What would there be a benefit of this suggestion given that we currently bail out if there is a need for a tail-loop in the case of short-trip-count? Should we tie this with the work on vectorizing short trip count and allowing runtime checks/tail loops?

Also, while we're at it: computeFeasibleMaxVF() is currently not required/documented to return a power of 2. We should either check that MaxVF is a power of 2 when checking if (TC % MaxVF != 0), and then can simply set MaxVectorSize to ConstTripCount here. Otherwise we should document/assert that MaxVF is a power of 2.

It did not occur to me that MaxVF may not be a power of two. Can we label this as a follow-up work?

Ayal added inline comments.Sep 10 2017, 1:22 AM
llvm/trunk/lib/Transforms/Vectorize/LoopVectorize.cpp
6243 ↗(On Diff #113729)

Better set MaxVectorSize to PowerOf2Floor(ConstTripCount), to also handle the case where ConstTripCount is not a power of 2.

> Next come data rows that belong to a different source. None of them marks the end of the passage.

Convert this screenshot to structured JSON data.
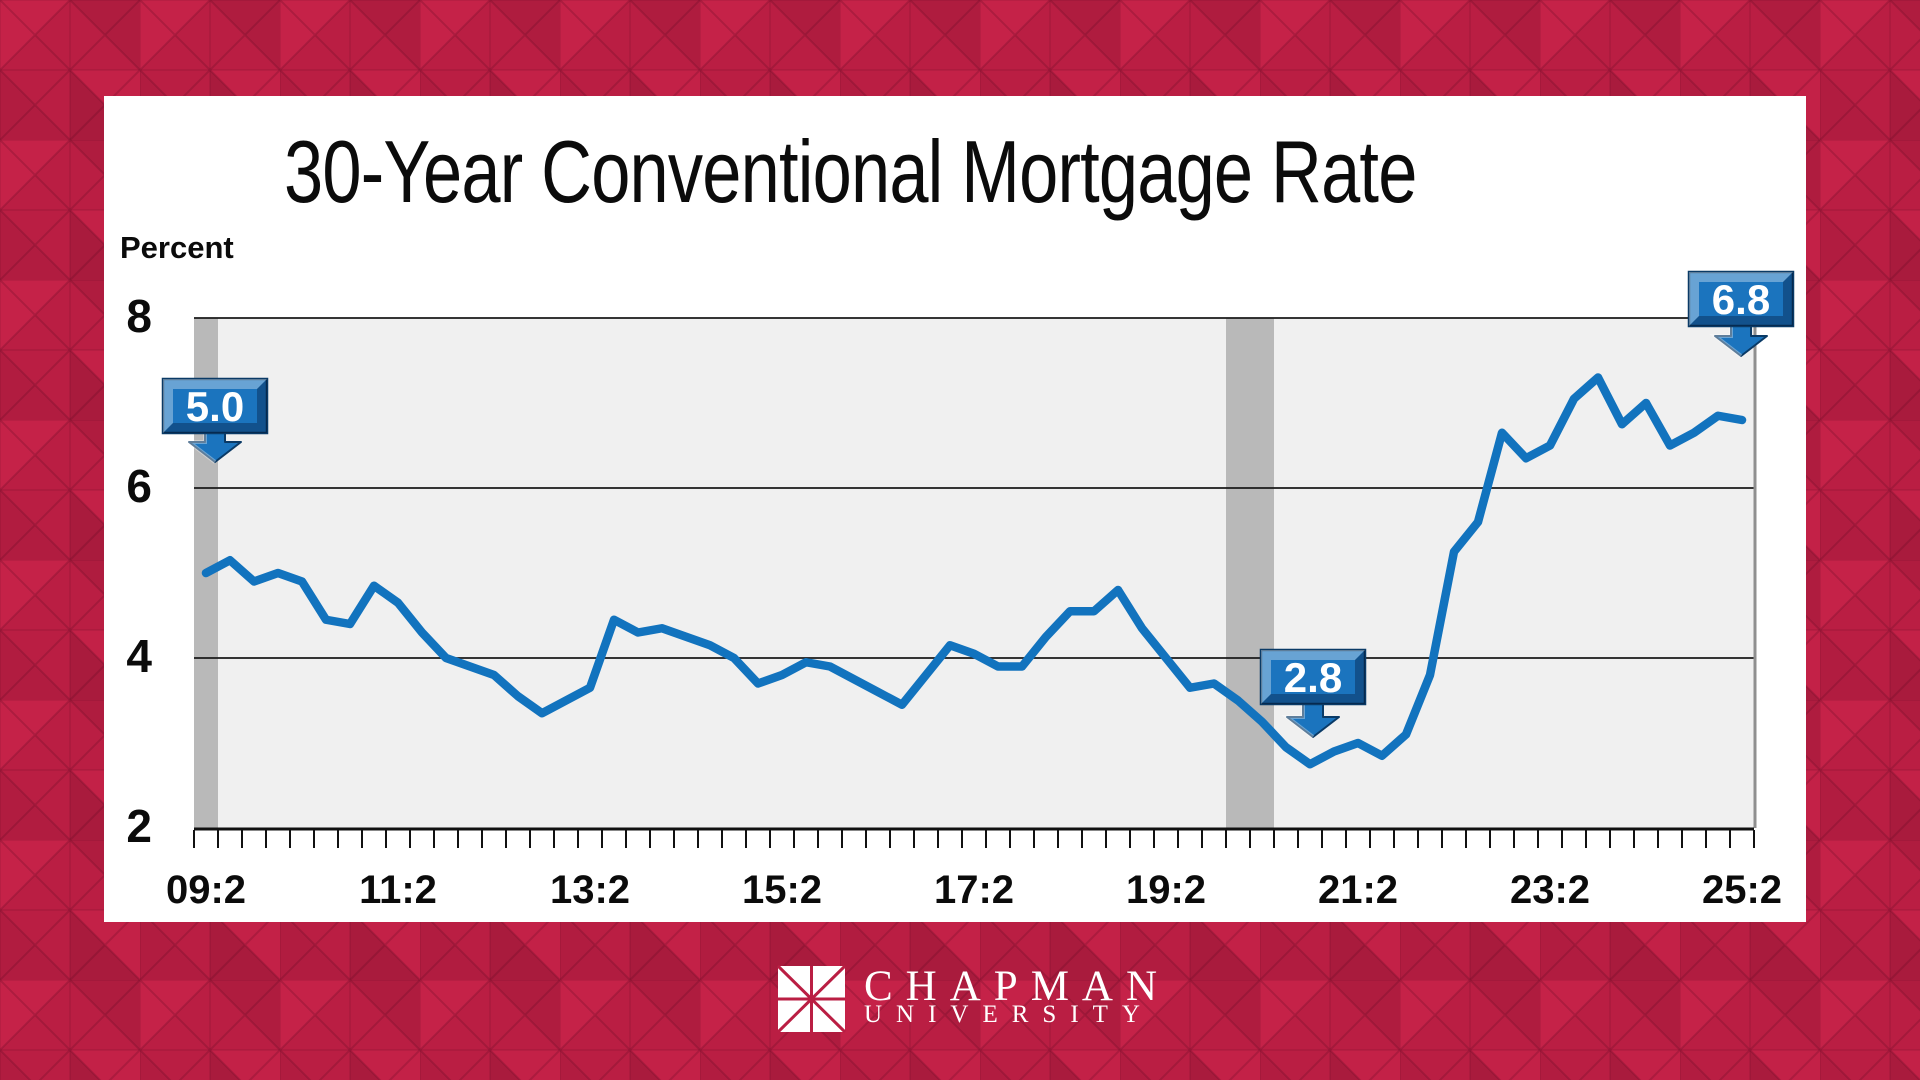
{
  "title": "30-Year Conventional Mortgage Rate",
  "chart_data": {
    "type": "line",
    "title": "30-Year Conventional Mortgage Rate",
    "y_axis_title": "Percent",
    "ylim": [
      2,
      8
    ],
    "yticks": [
      8,
      6,
      4,
      2
    ],
    "grid": "horizontal",
    "legend": "none",
    "x_tick_labels": [
      "09:2",
      "11:2",
      "13:2",
      "15:2",
      "17:2",
      "19:2",
      "21:2",
      "23:2",
      "25:2"
    ],
    "quarters": [
      "09:2",
      "09:3",
      "09:4",
      "10:1",
      "10:2",
      "10:3",
      "10:4",
      "11:1",
      "11:2",
      "11:3",
      "11:4",
      "12:1",
      "12:2",
      "12:3",
      "12:4",
      "13:1",
      "13:2",
      "13:3",
      "13:4",
      "14:1",
      "14:2",
      "14:3",
      "14:4",
      "15:1",
      "15:2",
      "15:3",
      "15:4",
      "16:1",
      "16:2",
      "16:3",
      "16:4",
      "17:1",
      "17:2",
      "17:3",
      "17:4",
      "18:1",
      "18:2",
      "18:3",
      "18:4",
      "19:1",
      "19:2",
      "19:3",
      "19:4",
      "20:1",
      "20:2",
      "20:3",
      "20:4",
      "21:1",
      "21:2",
      "21:3",
      "21:4",
      "22:1",
      "22:2",
      "22:3",
      "22:4",
      "23:1",
      "23:2",
      "23:3",
      "23:4",
      "24:1",
      "24:2",
      "24:3",
      "24:4",
      "25:1",
      "25:2"
    ],
    "values": [
      5.0,
      5.15,
      4.9,
      5.0,
      4.9,
      4.45,
      4.4,
      4.85,
      4.65,
      4.3,
      4.0,
      3.9,
      3.8,
      3.55,
      3.35,
      3.5,
      3.65,
      4.45,
      4.3,
      4.35,
      4.25,
      4.15,
      4.0,
      3.7,
      3.8,
      3.95,
      3.9,
      3.75,
      3.6,
      3.45,
      3.8,
      4.15,
      4.05,
      3.9,
      3.9,
      4.25,
      4.55,
      4.55,
      4.8,
      4.35,
      4.0,
      3.65,
      3.7,
      3.5,
      3.25,
      2.95,
      2.75,
      2.9,
      3.0,
      2.85,
      3.1,
      3.8,
      5.25,
      5.6,
      6.65,
      6.35,
      6.5,
      7.05,
      7.3,
      6.75,
      7.0,
      6.5,
      6.65,
      6.85,
      6.8
    ],
    "recession_bands": [
      {
        "from_quarter": "09:2",
        "to_quarter": "09:2",
        "i0": -0.5,
        "i1": 0.5
      },
      {
        "from_quarter": "20:1",
        "to_quarter": "20:2",
        "i0": 42.5,
        "i1": 44.5
      }
    ],
    "annotations": [
      {
        "label": "5.0",
        "points_to": "09:2"
      },
      {
        "label": "2.8",
        "points_to": "20:4"
      },
      {
        "label": "6.8",
        "points_to": "25:2"
      }
    ]
  },
  "colors": {
    "background_red": "#BA1E43",
    "pattern_red_light": "#C52248",
    "pattern_red_dark": "#AC1B3E",
    "panel_white": "#FFFFFF",
    "plot_background": "#F0F0F0",
    "recession_band_gray": "#B9B9B9",
    "line_blue": "#1273BE",
    "callout_blue": "#1B74BE",
    "grid_black": "#1A1A1A"
  },
  "footer": {
    "brand_line1": "CHAPMAN",
    "brand_line2": "UNIVERSITY"
  }
}
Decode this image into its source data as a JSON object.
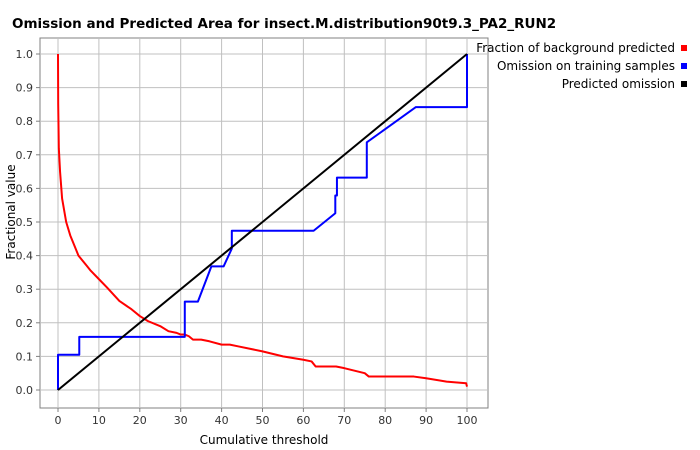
{
  "chart_data": {
    "type": "line",
    "title": "Omission and Predicted Area for insect.M.distribution90t9.3_PA2_RUN2",
    "xlabel": "Cumulative threshold",
    "ylabel": "Fractional value",
    "xlim": [
      0,
      100
    ],
    "ylim": [
      0,
      1
    ],
    "x_ticks": [
      "0",
      "10",
      "20",
      "30",
      "40",
      "50",
      "60",
      "70",
      "80",
      "90",
      "100"
    ],
    "y_ticks": [
      "0.0",
      "0.1",
      "0.2",
      "0.3",
      "0.4",
      "0.5",
      "0.6",
      "0.7",
      "0.8",
      "0.9",
      "1.0"
    ],
    "grid": true,
    "legend_position": "top-right, outside plot",
    "series": [
      {
        "name": "Fraction of background predicted",
        "color": "#ff0000",
        "x": [
          0,
          0.05,
          0.2,
          0.5,
          1,
          2,
          3,
          4,
          5,
          6,
          7,
          8,
          10,
          12,
          15,
          18,
          20,
          22,
          25,
          27,
          29,
          30,
          31,
          32,
          33,
          35,
          37,
          40,
          42,
          44,
          50,
          55,
          60,
          62,
          63,
          65,
          68,
          70,
          75,
          76,
          80,
          87,
          90,
          95,
          99.8,
          100
        ],
        "y": [
          1.0,
          0.85,
          0.72,
          0.65,
          0.57,
          0.5,
          0.46,
          0.43,
          0.4,
          0.385,
          0.37,
          0.355,
          0.33,
          0.305,
          0.265,
          0.24,
          0.22,
          0.205,
          0.19,
          0.175,
          0.17,
          0.165,
          0.165,
          0.16,
          0.15,
          0.15,
          0.145,
          0.135,
          0.135,
          0.13,
          0.115,
          0.1,
          0.09,
          0.085,
          0.07,
          0.07,
          0.07,
          0.065,
          0.05,
          0.04,
          0.04,
          0.04,
          0.035,
          0.025,
          0.02,
          0.01
        ]
      },
      {
        "name": "Omission on training samples",
        "color": "#0000ff",
        "x": [
          0,
          0,
          5.2,
          5.2,
          31,
          31,
          33.2,
          33.2,
          34.2,
          37.5,
          37.5,
          40.5,
          42.5,
          42.5,
          62.5,
          67.8,
          67.8,
          68.2,
          68.2,
          75.5,
          75.5,
          87.5,
          100,
          100
        ],
        "y": [
          0,
          0.105,
          0.105,
          0.158,
          0.158,
          0.263,
          0.263,
          0.263,
          0.263,
          0.368,
          0.368,
          0.368,
          0.421,
          0.474,
          0.474,
          0.526,
          0.579,
          0.579,
          0.632,
          0.632,
          0.737,
          0.842,
          0.842,
          1.0
        ]
      },
      {
        "name": "Predicted omission",
        "color": "#000000",
        "x": [
          0,
          100
        ],
        "y": [
          0,
          1
        ]
      }
    ]
  }
}
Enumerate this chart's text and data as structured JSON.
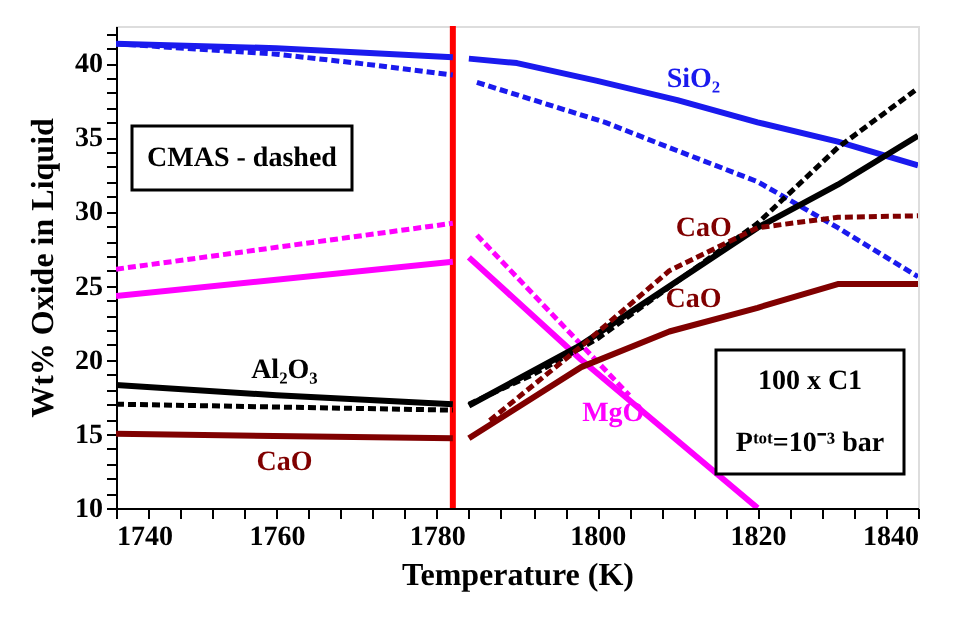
{
  "chart_data": {
    "type": "line",
    "xlabel": "Temperature (K)",
    "ylabel": "Wt% Oxide in Liquid",
    "xlim": [
      1740,
      1840
    ],
    "ylim": [
      10,
      42.5
    ],
    "xticks": [
      1740,
      {
        "value": 1744,
        "label": null
      },
      {
        "value": 1748,
        "label": null
      },
      {
        "value": 1752,
        "label": null
      },
      {
        "value": 1756,
        "label": null
      },
      1760,
      {
        "value": 1764,
        "label": null
      },
      {
        "value": 1768,
        "label": null
      },
      {
        "value": 1772,
        "label": null
      },
      {
        "value": 1776,
        "label": null
      },
      1780,
      {
        "value": 1784,
        "label": null
      },
      {
        "value": 1788,
        "label": null
      },
      {
        "value": 1792,
        "label": null
      },
      {
        "value": 1796,
        "label": null
      },
      1800,
      {
        "value": 1804,
        "label": null
      },
      {
        "value": 1808,
        "label": null
      },
      {
        "value": 1812,
        "label": null
      },
      {
        "value": 1816,
        "label": null
      },
      1820,
      {
        "value": 1824,
        "label": null
      },
      {
        "value": 1828,
        "label": null
      },
      {
        "value": 1832,
        "label": null
      },
      {
        "value": 1836,
        "label": null
      },
      1840
    ],
    "yticks": [
      10,
      {
        "value": 11,
        "label": null
      },
      {
        "value": 12,
        "label": null
      },
      {
        "value": 13,
        "label": null
      },
      {
        "value": 14,
        "label": null
      },
      15,
      {
        "value": 16,
        "label": null
      },
      {
        "value": 17,
        "label": null
      },
      {
        "value": 18,
        "label": null
      },
      {
        "value": 19,
        "label": null
      },
      20,
      {
        "value": 21,
        "label": null
      },
      {
        "value": 22,
        "label": null
      },
      {
        "value": 23,
        "label": null
      },
      {
        "value": 24,
        "label": null
      },
      25,
      {
        "value": 26,
        "label": null
      },
      {
        "value": 27,
        "label": null
      },
      {
        "value": 28,
        "label": null
      },
      {
        "value": 29,
        "label": null
      },
      30,
      {
        "value": 31,
        "label": null
      },
      {
        "value": 32,
        "label": null
      },
      {
        "value": 33,
        "label": null
      },
      {
        "value": 34,
        "label": null
      },
      35,
      {
        "value": 36,
        "label": null
      },
      {
        "value": 37,
        "label": null
      },
      {
        "value": 38,
        "label": null
      },
      {
        "value": 39,
        "label": null
      },
      40,
      {
        "value": 41,
        "label": null
      },
      {
        "value": 42,
        "label": null
      }
    ],
    "grid": false,
    "marker": "none",
    "series": [
      {
        "color": "#1a1aee",
        "line_style": "solid",
        "x": [
          1740,
          1760,
          1782
        ],
        "values": [
          41.3,
          41.0,
          40.4
        ]
      },
      {
        "name": "SiO₂",
        "color": "#1a1aee",
        "line_style": "solid",
        "x": [
          1784,
          1790,
          1800,
          1810,
          1820,
          1830,
          1840
        ],
        "values": [
          40.3,
          40.0,
          38.8,
          37.5,
          36.0,
          34.7,
          33.1
        ]
      },
      {
        "color": "#1a1aee",
        "line_style": "dashed",
        "x": [
          1740,
          1760,
          1770,
          1782
        ],
        "values": [
          41.3,
          40.6,
          40.0,
          39.2
        ]
      },
      {
        "color": "#1a1aee",
        "line_style": "dashed",
        "x": [
          1785,
          1801,
          1809,
          1820,
          1830,
          1840
        ],
        "values": [
          38.7,
          36.0,
          34.3,
          32.0,
          28.9,
          25.6
        ]
      },
      {
        "color": "#ff00ff",
        "line_style": "solid",
        "x": [
          1740,
          1782
        ],
        "values": [
          24.3,
          26.6
        ]
      },
      {
        "name": "MgO",
        "color": "#ff00ff",
        "line_style": "solid",
        "x": [
          1784,
          1798,
          1820
        ],
        "values": [
          26.9,
          20.0,
          10.0
        ]
      },
      {
        "color": "#ff00ff",
        "line_style": "dashed",
        "x": [
          1740,
          1782
        ],
        "values": [
          26.1,
          29.2
        ]
      },
      {
        "color": "#ff00ff",
        "line_style": "dashed",
        "x": [
          1785,
          1804
        ],
        "values": [
          28.4,
          17.6
        ]
      },
      {
        "name": "Al₂O₃",
        "color": "#000000",
        "line_style": "solid",
        "x": [
          1740,
          1760,
          1782
        ],
        "values": [
          18.3,
          17.6,
          17.0
        ]
      },
      {
        "color": "#000000",
        "line_style": "solid",
        "x": [
          1784,
          1798,
          1820,
          1830,
          1840
        ],
        "values": [
          16.9,
          21.0,
          28.9,
          31.8,
          35.1
        ]
      },
      {
        "color": "#000000",
        "line_style": "dashed",
        "x": [
          1740,
          1782
        ],
        "values": [
          17.0,
          16.6
        ]
      },
      {
        "color": "#000000",
        "line_style": "dashed",
        "x": [
          1784,
          1792,
          1800,
          1809,
          1820,
          1830,
          1840
        ],
        "values": [
          17.0,
          19.0,
          21.4,
          24.9,
          29.2,
          34.3,
          38.3
        ]
      },
      {
        "name": "CaO",
        "color": "#800000",
        "line_style": "solid",
        "x": [
          1740,
          1782
        ],
        "values": [
          15.0,
          14.7
        ]
      },
      {
        "name": "CaO",
        "color": "#800000",
        "line_style": "solid",
        "x": [
          1784,
          1798,
          1809,
          1820,
          1830,
          1840
        ],
        "values": [
          14.7,
          19.5,
          21.9,
          23.5,
          25.1,
          25.1
        ]
      },
      {
        "name": "CaO",
        "color": "#800000",
        "line_style": "dashed",
        "x": [
          1786.6,
          1798,
          1809,
          1820,
          1830,
          1840
        ],
        "values": [
          15.9,
          20.9,
          26.0,
          28.9,
          29.6,
          29.7
        ]
      }
    ],
    "ref_lines": [
      {
        "axis": "x",
        "value": 1782,
        "color": "#ff0000"
      }
    ],
    "annotations": [
      "CMAS - dashed",
      "100 x C1",
      "Pᵗᵒᵗ=10⁻³ bar"
    ]
  }
}
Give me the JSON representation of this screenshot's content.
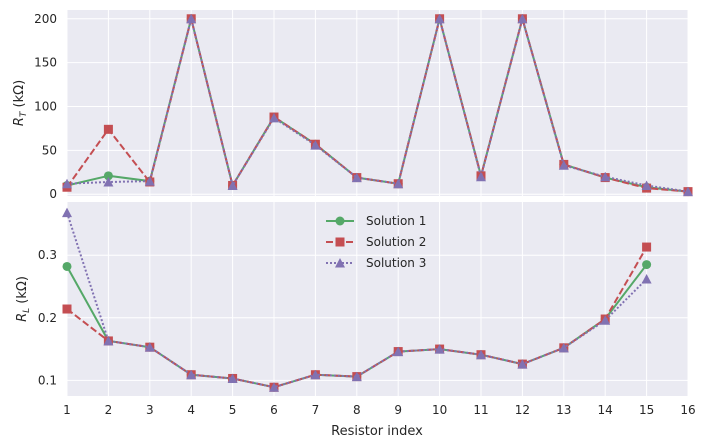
{
  "chart_data": {
    "type": "line",
    "xlabel": "Resistor index",
    "x": [
      1,
      2,
      3,
      4,
      5,
      6,
      7,
      8,
      9,
      10,
      11,
      12,
      13,
      14,
      15,
      16
    ],
    "xlim": [
      1,
      16
    ],
    "legend": {
      "placement": "center",
      "entries": [
        "Solution 1",
        "Solution 2",
        "Solution 3"
      ]
    },
    "grid": true,
    "colors": {
      "Solution 1": "#55a868",
      "Solution 2": "#c44e52",
      "Solution 3": "#8172b2",
      "axes_background": "#eaeaf2",
      "grid": "#ffffff"
    },
    "panels": [
      {
        "id": "top",
        "ylabel_symbol": "R",
        "ylabel_sub": "T",
        "ylabel_unit": " (kΩ)",
        "ylim": [
          -2,
          210
        ],
        "yticks": [
          0,
          50,
          100,
          150,
          200
        ],
        "series": [
          {
            "name": "Solution 1",
            "style": "solid",
            "marker": "circle",
            "values": [
              10,
              21,
              15,
              200,
              10,
              88,
              57,
              19,
              12,
              200,
              21,
              200,
              34,
              19,
              8,
              3
            ]
          },
          {
            "name": "Solution 2",
            "style": "dashed",
            "marker": "square",
            "values": [
              8,
              74,
              14,
              200,
              10,
              88,
              57,
              19,
              12,
              200,
              21,
              200,
              34,
              19,
              7,
              3
            ]
          },
          {
            "name": "Solution 3",
            "style": "dotted",
            "marker": "triangle",
            "values": [
              12,
              14,
              15,
              200,
              10,
              87,
              56,
              19,
              12,
              200,
              20,
              200,
              33,
              20,
              10,
              3
            ]
          }
        ]
      },
      {
        "id": "bottom",
        "ylabel_symbol": "R",
        "ylabel_sub": "L",
        "ylabel_unit": " (kΩ)",
        "ylim": [
          0.075,
          0.385
        ],
        "yticks": [
          0.1,
          0.2,
          0.3
        ],
        "ytick_labels": [
          "0.1",
          "0.2",
          "0.3"
        ],
        "series": [
          {
            "name": "Solution 1",
            "style": "solid",
            "marker": "circle",
            "values": [
              0.282,
              0.163,
              0.153,
              0.109,
              0.103,
              0.089,
              0.109,
              0.106,
              0.146,
              0.15,
              0.141,
              0.126,
              0.152,
              0.198,
              0.285,
              null
            ]
          },
          {
            "name": "Solution 2",
            "style": "dashed",
            "marker": "square",
            "values": [
              0.214,
              0.163,
              0.153,
              0.109,
              0.103,
              0.089,
              0.109,
              0.106,
              0.146,
              0.15,
              0.141,
              0.126,
              0.152,
              0.198,
              0.313,
              null
            ]
          },
          {
            "name": "Solution 3",
            "style": "dotted",
            "marker": "triangle",
            "values": [
              0.368,
              0.163,
              0.153,
              0.109,
              0.103,
              0.089,
              0.109,
              0.106,
              0.146,
              0.15,
              0.141,
              0.126,
              0.152,
              0.196,
              0.262,
              null
            ]
          }
        ]
      }
    ]
  }
}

What would there be a benefit of this suggestion given that we currently bail out if there is a need for a tail-loop in the case of short-trip-count? Should we tie this with the work on vectorizing short trip count and allowing runtime checks/tail loops?

Well, your pr34468 shows where there would be a benefit, namely when TinyTripCount < ConstTripCount < MaxVL which allows runtime checks, i.e., does not bail-out if a tail-loop is needed.

It did not occur to me that MaxVF may not be a power of two. Can we label this as a follow-up work?

Sure, suggest to simply document and assert that MaxVF is expected to be a power of two.

anna added a subscriber: anna.Sep 11 2017, 10:09 AM
anna added inline comments.
llvm/trunk/lib/Transforms/Vectorize/LoopVectorize.cpp
6165 ↗(On Diff #113729)

This is exactly the case we are seeing. Currently, even with this patch, for loops with constant trip count = 16, we will have OptForSize as false (because TC=16 is same as TinyTripCountVectorThreshold).

So, if the MaxVF=32, we still won't vectorize the loop. I'm working on the fix.